We Make Lidia Bastianich's Goulash
With the unseasonably warm weather this week, we've almost forgotten the cold winter that waits around the corner. No matter. As summer turned to fall, and September to October, a familiar chill started to surface. Seventy degree days became fifty degree days, and that, according to us, is the perfect time to test cold weather recipes. So as we dust off sweaters and start wearing pajamas to bed, let's also get the oven on, rearrange the kitchen, and make way for braises, stews, roasts, dark beer, red wine, squash, pumpkins, gords of all shapes and sizes, cauliflower, cardoons, brussel sprouts, and the bounty of other veggies that turn a cold shoulder to freezing soil.
After the fun and success we had with Lidia Bastianich's Malloreddus al Ragu, we thought we'd try another recipe of her's: Goulash. The dish is centuries-old, and of Hungarian origin, but is enjoyed in Friuli because the region was once part of Austro-Hungarian Empire. Because of this eastern European influence, Friuli is the only region in Italy where you'll find paprika, and that's what gives this dish its unique, signature smokiness.
We made the recipe last week, when it still felt like fall, and highly recommend you do the same when it gets cold out again. It's cheap, easy, and deeply satisfying. Here's what you'll need.
3 lbs beef (use the cheapest, fattiest cut you can find), cubed
1/2 lb bacon (thick-cut and cut into match sticks)
4 or 5 russet potatoes, rough chopped
2 medium yellow onions, 1 quartered 1 diced
3 cups water
2 tbsps tomato paste
1 tbsp flour
1 tbsp paprika
1 tsp dried oregano
1 tsp dried rosemary
salt and pepper to taste
1/4 cup olive oil
Peel and quarter one of the onions.
Pour olive oil into the pan and add the onions.
You'll likely have to trim some of the fat. Do that while the onions cook.
Using a sharp knife, slide it under the sinew and fat and carefully cut it away.
Pull back on the fat as you cut to help fascilitate the process.
We removed most of the fat, but that's because the meat is well-marbled and doesn't need any extra in the fat department.
Cut the meat into 1-inch steaks.
Cut the steaks into 1-inch cubes and season them liberally with salt and pepper.
Add the seasoned meat to the pan.
Pour over the oregano, rosemary, and paprika.

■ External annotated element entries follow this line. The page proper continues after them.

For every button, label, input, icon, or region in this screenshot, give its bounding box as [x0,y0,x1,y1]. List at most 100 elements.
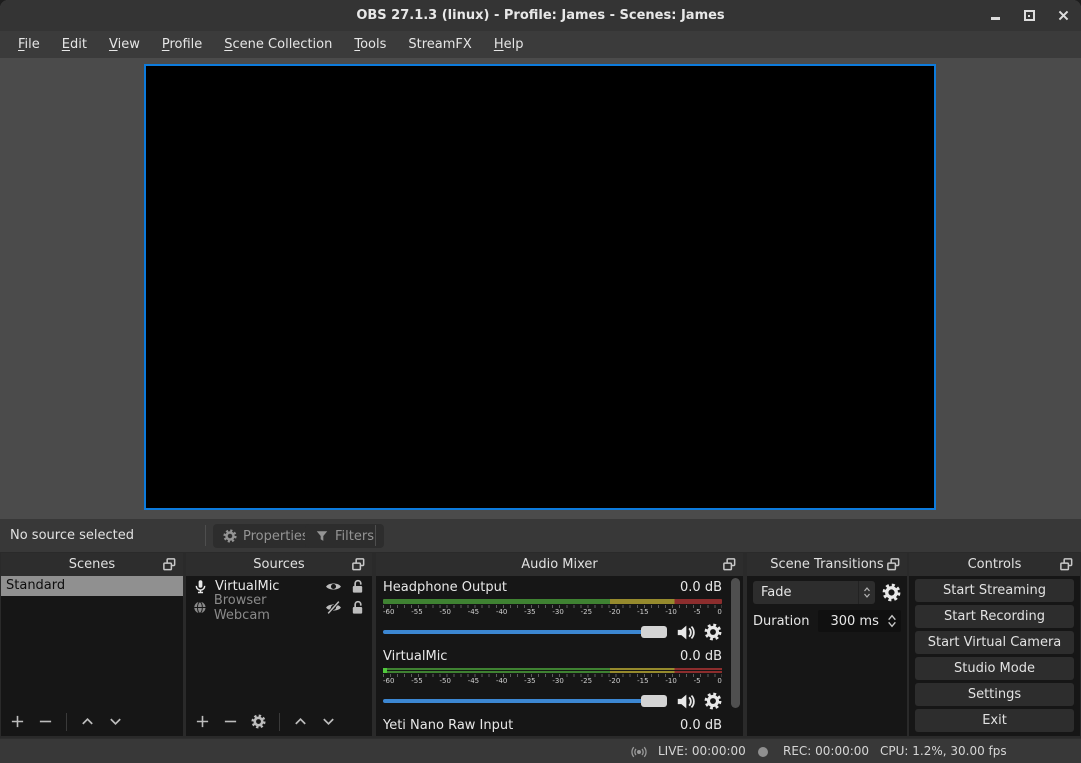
obs-window: OBS 27.1.3 (linux) - Profile: James - Sc… [0,0,1081,763]
channel-name: Headphone Output [383,579,507,597]
menu-item-edit[interactable]: Edit [51,31,98,58]
filters-label: Filters [335,529,374,544]
volume-meter [383,668,722,673]
sources-list: VirtualMic Browser Webcam [186,576,372,707]
meter-tick-label: 0 [717,677,721,686]
broadcast-icon [631,744,647,760]
chevron-up-icon [293,714,308,729]
chevron-down-icon [863,593,871,599]
window-controls [987,0,1071,31]
popout-icon [351,557,366,572]
docks-area: Scenes Standard Sources [0,552,1081,738]
channel-level-db: 0.0 dB [680,717,722,735]
channel-settings-button[interactable] [704,692,722,710]
meter-tick-label: -50 [439,677,450,686]
popout-icon [886,557,901,572]
scenes-list: Standard [1,576,183,707]
controls-panel-header: Controls [909,553,1080,576]
remove-source-button[interactable] [223,714,238,729]
globe-icon [193,600,207,615]
eye-icon [325,578,342,595]
speaker-icon [676,623,695,642]
meter-tick-label: -40 [496,608,507,617]
remove-scene-button[interactable] [38,714,53,729]
volume-slider-handle[interactable] [641,626,667,638]
lock-open-icon [350,579,365,594]
sources-panel: Sources VirtualMic Browser Webcam [186,553,372,736]
combo-spinner[interactable] [858,581,875,604]
meter-tick-label: -45 [468,677,479,686]
source-up-button[interactable] [293,714,308,729]
transition-settings-button[interactable] [882,583,901,602]
duration-spinbox[interactable]: 300 ms [818,610,901,632]
start-recording-button[interactable]: Start Recording [915,605,1074,628]
start-virtual-camera-button[interactable]: Start Virtual Camera [915,631,1074,654]
close-button[interactable] [1055,8,1071,24]
minimize-button[interactable] [987,8,1003,24]
scene-transitions-header: Scene Transitions [747,553,907,576]
menu-item-help[interactable]: Help [483,31,535,58]
start-streaming-button[interactable]: Start Streaming [915,579,1074,602]
source-row-browser-webcam[interactable]: Browser Webcam [186,597,372,618]
exit-button[interactable]: Exit [915,709,1074,732]
scene-down-button[interactable] [108,714,123,729]
audio-mixer-body: Headphone Output 0.0 dB -60-55-50-45-40-… [376,576,743,736]
meter-tick-label: -10 [665,608,676,617]
sources-panel-title: Sources [253,557,304,572]
gear-icon [223,529,237,543]
chevron-down-icon [321,714,336,729]
chevron-down-icon [108,714,123,729]
channel-settings-button[interactable] [704,623,722,641]
meter-tick-label: -10 [665,677,676,686]
settings-button[interactable]: Settings [915,683,1074,706]
transition-selected-value: Fade [761,585,792,600]
menu-item-scene-collection[interactable]: Scene Collection [213,31,343,58]
volume-slider[interactable] [383,699,667,703]
studio-mode-button[interactable]: Studio Mode [915,657,1074,680]
mixer-channel-virtualmic: VirtualMic 0.0 dB -60-55-50-45-40-35-30-… [383,648,722,712]
add-scene-button[interactable] [10,714,25,729]
duration-value: 300 ms [830,614,878,629]
preview-canvas[interactable] [144,64,936,510]
volume-slider[interactable] [383,630,667,634]
lock-toggle[interactable] [350,600,365,615]
add-source-button[interactable] [195,714,210,729]
menu-item-view[interactable]: View [98,31,151,58]
minimize-icon [991,17,1000,20]
meter-tick-label: -25 [581,677,592,686]
meter-tick-label: -20 [609,608,620,617]
gear-icon [882,583,901,602]
mixer-scrollbar[interactable] [730,578,741,734]
filters-button[interactable]: Filters [305,524,384,548]
visibility-toggle[interactable] [325,578,342,595]
menu-item-profile[interactable]: Profile [151,31,213,58]
spinbox-arrows[interactable] [886,610,898,632]
mute-toggle[interactable] [676,692,695,711]
menu-item-tools[interactable]: Tools [343,31,397,58]
lock-open-icon [350,600,365,615]
source-down-button[interactable] [321,714,336,729]
visibility-toggle[interactable] [325,599,342,616]
meter-tick-label: -5 [694,608,701,617]
meter-tick-label: 0 [717,608,721,617]
scenes-toolbar [1,707,183,736]
scene-up-button[interactable] [80,714,95,729]
maximize-button[interactable] [1021,8,1037,24]
properties-button[interactable]: Properties [213,524,319,548]
scrollbar-thumb[interactable] [731,578,740,708]
scenes-panel: Scenes Standard [1,553,183,736]
source-properties-button[interactable] [251,714,266,729]
meter-tick-label: -35 [524,608,535,617]
menu-item-streamfx[interactable]: StreamFX [397,31,482,58]
lock-toggle[interactable] [350,579,365,594]
mute-toggle[interactable] [676,623,695,642]
mixer-channel-headphone-output: Headphone Output 0.0 dB -60-55-50-45-40-… [383,579,722,643]
transition-select[interactable]: Fade [753,581,875,604]
meter-scale: -60-55-50-45-40-35-30-25-20-15-10-50 [383,608,722,617]
audio-mixer-panel: Audio Mixer Headphone Output 0.0 dB -60-… [376,553,743,736]
volume-slider-handle[interactable] [641,695,667,707]
scene-item-standard[interactable]: Standard [1,576,183,596]
channel-level-db: 0.0 dB [680,579,722,597]
menu-item-file[interactable]: File [7,31,51,58]
controls-panel: Controls Start Streaming Start Recording… [909,553,1080,736]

While the meat cooks, prepare the braising liquid. This step is what we love most about the dish. It's simple, economical, and very effective. Add the three cups of water to a small pan.
Add flour.
Whisk in the tomato paste, which, together with the flour, is what gives the liquid its sturdy heft and delicate thickness.
Bring the flour/tomato paste slurry to a simmer and pour it over the seasoned meat and onions.
It may seem like there's too much water, but the excess will cook off.
Cover that baby and start on the potatoes.
Add the potatoes to well-salted, cold water and bring to a boil. Cook until tender.
Prep the bacon while the potatoes cook.
Cut the bacon into sizeable "matchsticks."
Add the bacon to a cold pan and render away over low heat.
Once the potatoes a peel after they've cooked and cooled.
Half the potatoes lenghtwise and cut those into half-moons.
Dice the second onion.
Admire the beautifully rendered bacon.
Add the diced onion to the bacon and cook on low heat for five minutes. Add salt if you want, but you probably won't need to given the bacon's salinity.
Add the potatoes to the onion and bacon. Use a wooden spoon to mash the potatoes a bit and make sure the bottom of the pan is well-covered. Cook on low for eight to ten minutes.
Give the pan a big flip and admire the golden goodness.
In our excitement to eat, we forgot to get a shot of the final stew, but this is what it looks like plated! Serve the potatoes hot from the pan onto a warm dish and scoop onto that as much goulash as your heart desires. Drink a cool-climate red wine with this. Something like Zweigelt, Nebbiolo from northern Piedmont, or, because this dish is inspired by the food of Italy's northeastern region of Friuli, a bottle of smoky Schioppettino would probably sing harmoniously with the paprika and onions.